Treatment and outcomes for patients with severe aplastic anemia (SAA) have improved markedly over past 40 years due to advances in hematopoietic stem cell transplantation (HSCT) and immunosuppressive therapy (IST). Nonetheless, these treatments have limitations such as failure to engraft or graft versus host disease for HSCT and lack of response or clonal evolution to myelodysplastic syndrome (MDS) with IST. Refinements are needed in our treatment algorithms to determine who is best suited to each treatment to minimize these complications.
We hope to improve on outcomes further in SAA through use of additional information that predicts which patients are more likely to have a normalization of their blood counts versus relapse or progress to MDS. Throughout the medical literature, multiple markers have been studied as potential predictors, including the presence of a paroxysmal nocturnal hemoglobinuria (PNH) clone and reticulocyte count.
Telomere length measurements are another example of a potentially useful clinical marker to predict outcome in patients with SAA. Telomeres are regions of repetitive nucleotides (special molecules for building DNA) at the ends of chromosomes that are there to protect the chromosomes from damage and breakdown. As we age over time, telomeres shorten progressively. Once telomeres are critically short, the result is cell death. Given that telomeres are intended to protect the chromosome, when the telomeres are shorter, the cells’ chromosomes are at greater risk for damage and thus disease. Telomeres have been implicated in many illnesses in this way including cancers, lung diseases and especially cases of bone marrow failure like AA.
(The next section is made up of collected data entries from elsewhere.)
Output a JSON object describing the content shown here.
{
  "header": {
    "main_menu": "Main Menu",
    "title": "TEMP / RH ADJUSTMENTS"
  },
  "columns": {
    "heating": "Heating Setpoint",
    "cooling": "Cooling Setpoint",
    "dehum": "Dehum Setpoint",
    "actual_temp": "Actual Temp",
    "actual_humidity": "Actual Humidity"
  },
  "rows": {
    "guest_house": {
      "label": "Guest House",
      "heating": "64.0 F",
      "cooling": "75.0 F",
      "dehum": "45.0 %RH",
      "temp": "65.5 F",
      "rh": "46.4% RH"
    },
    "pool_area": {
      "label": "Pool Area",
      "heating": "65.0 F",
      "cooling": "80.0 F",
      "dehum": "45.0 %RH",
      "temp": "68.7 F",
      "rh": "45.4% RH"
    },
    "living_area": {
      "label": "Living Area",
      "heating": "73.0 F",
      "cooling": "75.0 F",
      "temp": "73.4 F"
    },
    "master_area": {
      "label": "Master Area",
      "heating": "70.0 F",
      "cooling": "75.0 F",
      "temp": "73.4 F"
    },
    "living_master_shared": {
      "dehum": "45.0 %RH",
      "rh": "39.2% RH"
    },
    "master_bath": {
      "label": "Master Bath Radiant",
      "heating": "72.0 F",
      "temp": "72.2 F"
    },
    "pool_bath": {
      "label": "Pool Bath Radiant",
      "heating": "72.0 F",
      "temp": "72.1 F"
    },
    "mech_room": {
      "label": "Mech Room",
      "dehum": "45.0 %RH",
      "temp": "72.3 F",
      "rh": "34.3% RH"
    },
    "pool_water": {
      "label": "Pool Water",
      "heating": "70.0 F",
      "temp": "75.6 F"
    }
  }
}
Reports suggest that telomeres are short in up to one-third of patients with acquired SAA. To study the relationship of telomeres to outcome in SAA, telomere length (TL) was measured in the white blood cells of 183 patients treated at the NIH with IST (antithymocyte globulin and cyclosporine) for their SAA. The TL was not found to predict who would have improved blood counts at 6 months after IST. What TL was found to be associated with were the longer term outcomes of relapse and MDS. Patients with shorter TL compared to those with longer TL were found to be more likely to relapse as well as more likely to have clonal evolution with higher risk karyotypes in their MDS. Other studies also from the NIH population showed similar findings in patients with shorter TL having higher risk MDS. It is unlikely the TL alone is a simple marker for these late events after treatment in SAA. The telomere’s role may be more associated with instability in the genes and causal for the MDS. There are observations from multiple lab studies showing that short and dysfunctional telomeres limit the normal blood-making cells and lead to the selection of these bad clones. Additional studies are ongoing to be show how to measure TL and use this information for patients. It also stands to reason that it would be helpful to patients to attempt to lessen telomere shortening in order to prevent these unfavorable outcomes. Androgens may be one possible way to do this based on some preliminary laboratory results. A clinical study is ongoing.
In summary, it is an active area of research to utilize TL measurements in the decision making for patients with SAA. There is continued interested in improving the outcomes in this disease through markers that predict response and we are hopeful that telomeres will play an active role in these ways.